The fact is, thousands of years of moral philosophy have led us to a consensus that would have been unrecognizable even decades ago, let alone milennia. Today, to believer and unbeliever alike, it is unthinkable in the civilized world to go slaughter a neighboring tribe simply because you want their land, to keep slaves, to treat women as property and batter them to death with rocks for adultery. But that's only scratching the surface of all the things that the authors of the Bible, and pretty much everyone else alive back then, thought were morally acceptable.

That fact alone is, to me, pretty inarguable proof that, in fact, the Bible is noy only not immortal, inerrant revealed truth, it's not, in fact and practice, even the foundation for the morals of believers, even if they think it is. If the second list seems more moral to you than the original commandments, you are not getting your morality from the Bible; you are getting it from some other source, which is not scriptural, and therefore it is just as possible for an atheist to be moral as it is a religious person.

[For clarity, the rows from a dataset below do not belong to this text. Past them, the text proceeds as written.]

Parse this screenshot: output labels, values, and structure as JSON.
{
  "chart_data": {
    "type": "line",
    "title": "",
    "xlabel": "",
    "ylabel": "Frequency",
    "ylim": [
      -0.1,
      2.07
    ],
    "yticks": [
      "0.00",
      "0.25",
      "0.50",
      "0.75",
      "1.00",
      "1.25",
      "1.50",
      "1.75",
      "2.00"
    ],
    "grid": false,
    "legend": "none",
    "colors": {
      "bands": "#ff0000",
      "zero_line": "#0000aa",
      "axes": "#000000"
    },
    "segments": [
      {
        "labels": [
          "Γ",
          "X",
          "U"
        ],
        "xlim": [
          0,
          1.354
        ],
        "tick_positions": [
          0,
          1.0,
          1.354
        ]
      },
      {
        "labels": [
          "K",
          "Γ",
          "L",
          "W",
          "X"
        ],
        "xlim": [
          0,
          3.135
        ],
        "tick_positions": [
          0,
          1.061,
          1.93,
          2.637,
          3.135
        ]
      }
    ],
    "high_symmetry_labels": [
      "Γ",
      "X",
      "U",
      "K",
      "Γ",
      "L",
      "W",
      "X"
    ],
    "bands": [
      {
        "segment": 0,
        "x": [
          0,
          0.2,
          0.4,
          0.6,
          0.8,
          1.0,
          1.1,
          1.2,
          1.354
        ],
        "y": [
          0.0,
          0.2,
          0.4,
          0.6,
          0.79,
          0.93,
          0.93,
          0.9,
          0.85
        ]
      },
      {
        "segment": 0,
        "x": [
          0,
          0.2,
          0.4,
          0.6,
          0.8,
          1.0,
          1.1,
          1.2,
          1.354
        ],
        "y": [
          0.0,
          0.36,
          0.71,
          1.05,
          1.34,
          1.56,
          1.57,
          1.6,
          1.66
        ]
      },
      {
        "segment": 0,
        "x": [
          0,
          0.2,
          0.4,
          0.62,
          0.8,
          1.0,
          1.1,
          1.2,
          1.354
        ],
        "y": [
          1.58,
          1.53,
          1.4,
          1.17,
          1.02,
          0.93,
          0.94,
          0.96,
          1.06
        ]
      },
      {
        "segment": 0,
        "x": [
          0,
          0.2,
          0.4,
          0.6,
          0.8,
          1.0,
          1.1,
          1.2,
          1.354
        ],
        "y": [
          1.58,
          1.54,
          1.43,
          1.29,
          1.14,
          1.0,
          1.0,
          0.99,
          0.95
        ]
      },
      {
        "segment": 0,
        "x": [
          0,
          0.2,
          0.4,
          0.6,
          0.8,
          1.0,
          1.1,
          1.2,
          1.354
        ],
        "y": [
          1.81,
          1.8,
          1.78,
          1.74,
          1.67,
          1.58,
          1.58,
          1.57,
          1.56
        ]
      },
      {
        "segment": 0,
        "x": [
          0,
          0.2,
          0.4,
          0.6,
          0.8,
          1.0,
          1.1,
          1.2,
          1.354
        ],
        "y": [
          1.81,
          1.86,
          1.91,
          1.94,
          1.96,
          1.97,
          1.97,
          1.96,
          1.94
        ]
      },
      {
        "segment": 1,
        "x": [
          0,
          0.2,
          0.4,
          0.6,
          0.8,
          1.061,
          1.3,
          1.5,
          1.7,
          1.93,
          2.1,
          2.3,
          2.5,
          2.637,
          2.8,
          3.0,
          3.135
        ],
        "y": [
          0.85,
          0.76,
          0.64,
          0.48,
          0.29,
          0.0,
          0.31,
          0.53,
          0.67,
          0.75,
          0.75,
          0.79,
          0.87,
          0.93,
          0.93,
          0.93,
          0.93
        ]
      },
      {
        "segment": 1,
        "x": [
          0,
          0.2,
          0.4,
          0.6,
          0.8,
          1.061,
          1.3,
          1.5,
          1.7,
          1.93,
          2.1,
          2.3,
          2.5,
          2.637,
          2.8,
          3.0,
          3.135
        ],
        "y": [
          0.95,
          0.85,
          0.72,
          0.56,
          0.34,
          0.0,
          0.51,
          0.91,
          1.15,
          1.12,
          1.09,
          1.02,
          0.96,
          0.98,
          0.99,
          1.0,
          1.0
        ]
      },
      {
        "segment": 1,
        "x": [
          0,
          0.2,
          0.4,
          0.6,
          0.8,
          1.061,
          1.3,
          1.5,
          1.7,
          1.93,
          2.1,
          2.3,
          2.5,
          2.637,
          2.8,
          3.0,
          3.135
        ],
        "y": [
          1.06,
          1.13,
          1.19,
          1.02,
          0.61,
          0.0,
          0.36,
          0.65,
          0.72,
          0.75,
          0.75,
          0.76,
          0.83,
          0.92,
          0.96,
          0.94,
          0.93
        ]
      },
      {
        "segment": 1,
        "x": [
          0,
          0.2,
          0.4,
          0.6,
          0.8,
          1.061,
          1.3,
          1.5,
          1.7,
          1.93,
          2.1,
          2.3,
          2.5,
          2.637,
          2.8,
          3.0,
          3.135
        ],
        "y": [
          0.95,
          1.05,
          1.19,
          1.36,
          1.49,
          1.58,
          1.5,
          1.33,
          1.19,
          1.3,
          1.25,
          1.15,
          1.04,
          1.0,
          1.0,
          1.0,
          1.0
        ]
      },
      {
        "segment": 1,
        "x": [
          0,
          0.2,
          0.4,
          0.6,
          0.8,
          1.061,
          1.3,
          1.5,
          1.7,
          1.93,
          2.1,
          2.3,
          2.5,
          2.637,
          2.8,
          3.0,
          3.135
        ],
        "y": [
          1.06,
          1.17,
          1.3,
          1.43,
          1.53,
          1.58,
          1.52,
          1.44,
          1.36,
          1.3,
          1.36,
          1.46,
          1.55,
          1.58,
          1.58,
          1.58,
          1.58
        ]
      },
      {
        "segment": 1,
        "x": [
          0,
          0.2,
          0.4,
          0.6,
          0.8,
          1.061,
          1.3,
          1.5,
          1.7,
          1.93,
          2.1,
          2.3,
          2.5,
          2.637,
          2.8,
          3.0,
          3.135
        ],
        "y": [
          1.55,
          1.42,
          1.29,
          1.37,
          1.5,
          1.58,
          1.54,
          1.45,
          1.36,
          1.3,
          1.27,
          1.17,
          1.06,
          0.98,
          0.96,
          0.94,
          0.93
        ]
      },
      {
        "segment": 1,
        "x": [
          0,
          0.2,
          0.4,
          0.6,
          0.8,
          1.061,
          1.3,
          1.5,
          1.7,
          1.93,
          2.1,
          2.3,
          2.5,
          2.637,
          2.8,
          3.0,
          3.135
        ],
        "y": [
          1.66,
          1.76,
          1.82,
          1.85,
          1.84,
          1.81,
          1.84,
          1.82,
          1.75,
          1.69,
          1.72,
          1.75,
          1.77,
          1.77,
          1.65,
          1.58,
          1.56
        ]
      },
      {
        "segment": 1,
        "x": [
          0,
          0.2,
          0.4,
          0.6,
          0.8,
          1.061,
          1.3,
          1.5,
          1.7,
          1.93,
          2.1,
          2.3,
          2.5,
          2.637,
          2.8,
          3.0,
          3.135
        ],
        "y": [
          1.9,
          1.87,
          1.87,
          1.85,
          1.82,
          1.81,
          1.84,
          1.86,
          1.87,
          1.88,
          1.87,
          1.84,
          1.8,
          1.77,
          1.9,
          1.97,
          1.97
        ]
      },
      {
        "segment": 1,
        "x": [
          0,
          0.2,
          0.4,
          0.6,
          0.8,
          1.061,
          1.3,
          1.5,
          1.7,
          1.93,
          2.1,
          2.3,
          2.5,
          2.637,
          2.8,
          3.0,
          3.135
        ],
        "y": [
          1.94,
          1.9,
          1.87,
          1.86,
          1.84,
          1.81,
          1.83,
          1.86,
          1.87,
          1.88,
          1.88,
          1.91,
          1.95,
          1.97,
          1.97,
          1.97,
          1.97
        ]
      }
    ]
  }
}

I might even say it's more so, though I think religious and unreligious people are probably genuinely moral in roughly equal numbers. But, an atheist or agnostic does not have to painstakingly cherry-pick a very flawed ancient text for those few passages, in between all the weirdness and incest and rape and genocide and God asking people to slaughter their children, that conform to modern morals ("okay, let's ignore all the obscene glorification of pointless slaughter in Exodus; it does say not to kill, so let's focus on that!").

I had an e-mail exchange, recently, with a Christian who took me to task for not acknowledging that not all believers take the Bible literally. Well, in fact, I think I did acknowledge that in the post in question, but never mind that; my point is, the fact that modern, liberal Christians, the kind who, in my judgment, are actually behaving in a loving, tolerant, moral fashion, have to disregard huge sections of the Bible to do it, and focus on others. How do they select which passages count and which are "metaphors" of some convoluted variety?

Well, they exercise their own moral sense. They know going in what they believe is right and wrong, and they find the parts of the Bible that conform to that. That's precisely what I, an atheist, do, only without the Bible part. But atheists and liberal believers are drawing morality from some deeper, more complicated, very modern place, and it's the same place, and it is emphatically not scripture.